A proposal to convert Saint John's drinking water system over to wells instead of lakes won't be quick or easy, based on the experience of another New Brunswick community.
The city hopes to save as much as $60 million on the cost of water treatment facilities by making the switch.
But New Maryland has been trying to develop a new municipal well for the past two years — and it's still about a year away from bringing it online, said Mayor Judy Wilson-Shee.
Although the village has found a water source, it still has to purchase land, pay for piping to the well, and create a protected zone with no septic systems, gas stations or industry allowed nearby, she said.
"I would say that it's just not a project you jump into," said Wilson-Shee.
"There's a lot of homework that has to be done.
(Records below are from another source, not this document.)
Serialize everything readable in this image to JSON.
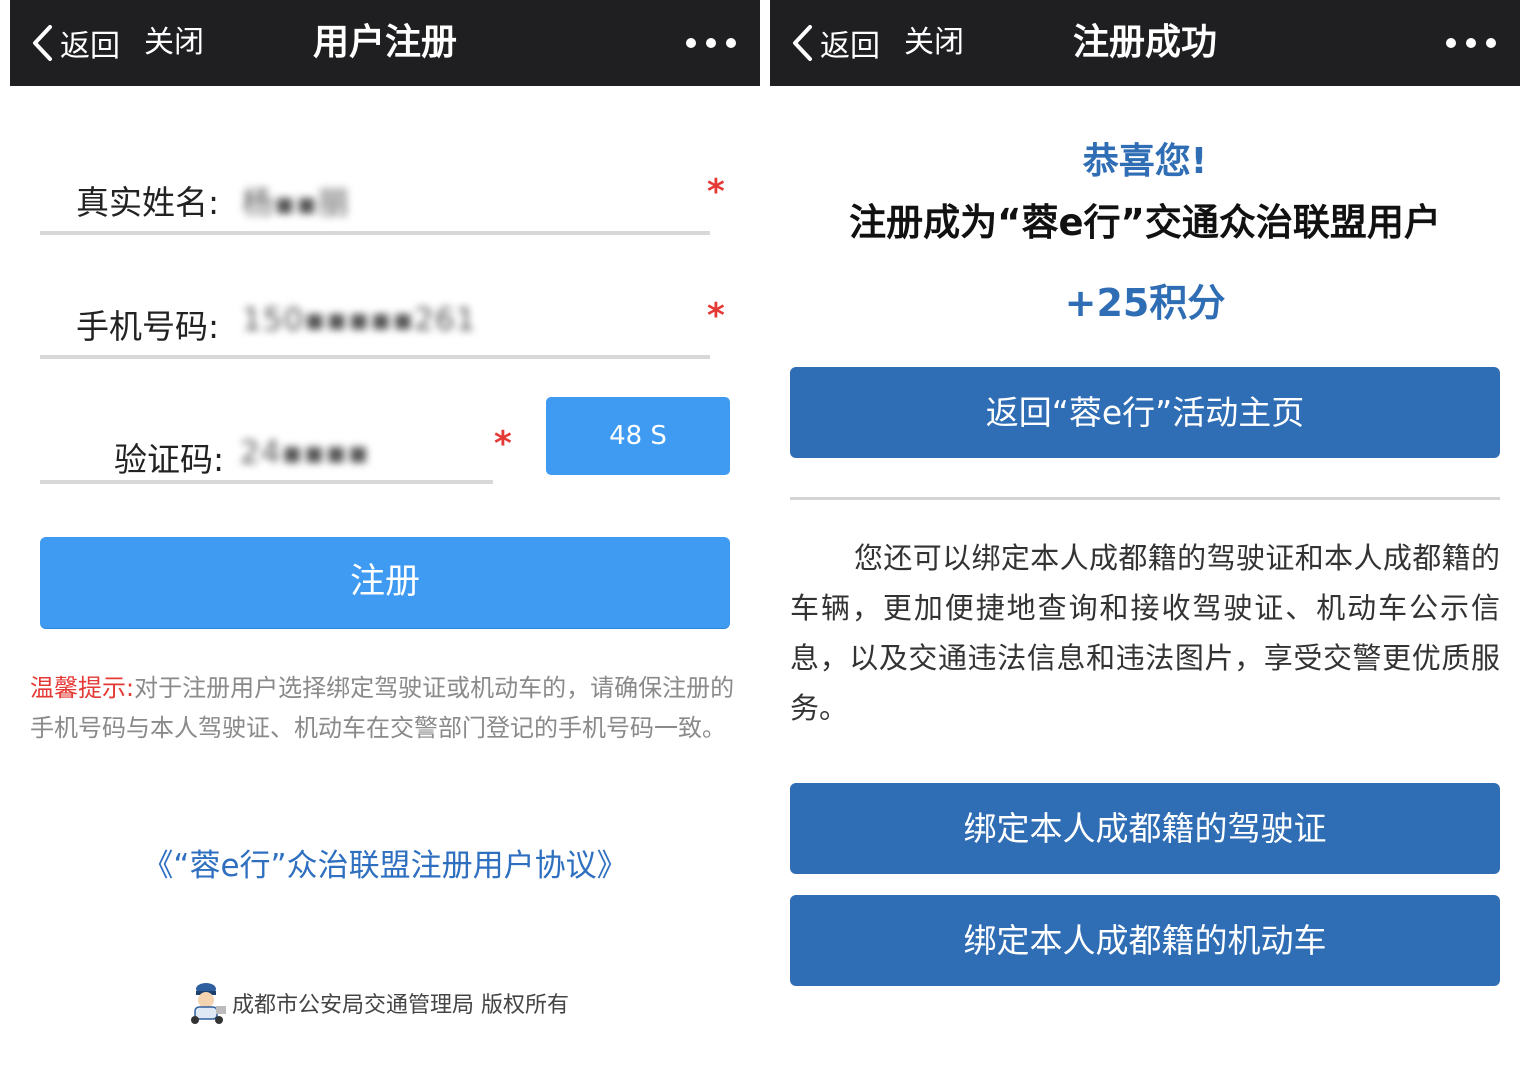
{
  "register": {
    "nav": {
      "back_label": "返回",
      "close_label": "关闭",
      "title": "用户注册"
    },
    "fields": {
      "name_label": "真实姓名:",
      "name_value": "杨▪▪丽",
      "phone_label": "手机号码:",
      "phone_value": "150▪▪▪▪▪261",
      "code_label": "验证码:",
      "code_value": "24▪▪▪▪",
      "required_mark": "*"
    },
    "countdown_button": "48 S",
    "submit_button": "注册",
    "tip_label": "温馨提示:",
    "tip_text": "对于注册用户选择绑定驾驶证或机动车的，请确保注册的手机号码与本人驾驶证、机动车在交警部门登记的手机号码一致。",
    "agreement_link": "《“蓉e行”众治联盟注册用户协议》",
    "footer_text": "成都市公安局交通管理局 版权所有"
  },
  "success": {
    "nav": {
      "back_label": "返回",
      "close_label": "关闭",
      "title": "注册成功"
    },
    "congrats": "恭喜您!",
    "registered_line": "注册成为“蓉e行”交通众治联盟用户",
    "points": "+25积分",
    "home_button": "返回“蓉e行”活动主页",
    "info_text": "您还可以绑定本人成都籍的驾驶证和本人成都籍的车辆，更加便捷地查询和接收驾驶证、机动车公示信息，以及交通违法信息和违法图片，享受交警更优质服务。",
    "bind_license_button": "绑定本人成都籍的驾驶证",
    "bind_vehicle_button": "绑定本人成都籍的机动车"
  },
  "colors": {
    "nav_bg": "#1f1f21",
    "primary_blue": "#3f9bf2",
    "dark_blue": "#2f6db4",
    "required_red": "#e53935"
  },
  "icons": [
    "chevron-left-icon",
    "more-dots-icon",
    "police-mascot-icon"
  ]
}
And then, when you do run into a hurdle, you have to go to the table and you have to talk and consider how you're going to walk around that."
Saint John municipal engineer Dean Price acknowledges it won't be easy, particularly since the city would need as many as 30 wells, compared to the one well required for the Village of New Maryland, which has a population of about 4,500.
"We’re just going to have to see how it plays out over the next months and years," he said.
"The phase we're in now is exploration, and exploration is a bit of a risk. You don't know what you're going to get."
Earlier this week, council approved a plan to spend $95,000 so a consulting firm could begin drilling test wells this fall near the Westgate Park subdivision.
"We need to find good quality groundwater that's easy to treat, or needs very little treatment. We also need the quantity," said Price.
"There are no guarantees at this point."
If the city stays with surface water, Saint John is facing a $110-million bill to construct a new water treatment facility.
If enough water can be found underground to serve the needs of the population, the cost of treatment facilities could be as low as $40 million.
Last month, the owner of a drilling company said Saint John would have a difficult time finding enough underground water.
Carmen Doherty, who has been drilling wells in the city for more than 30 years, told CBC News that water is getting harder to find and is a challenge due to deep shale rock formations.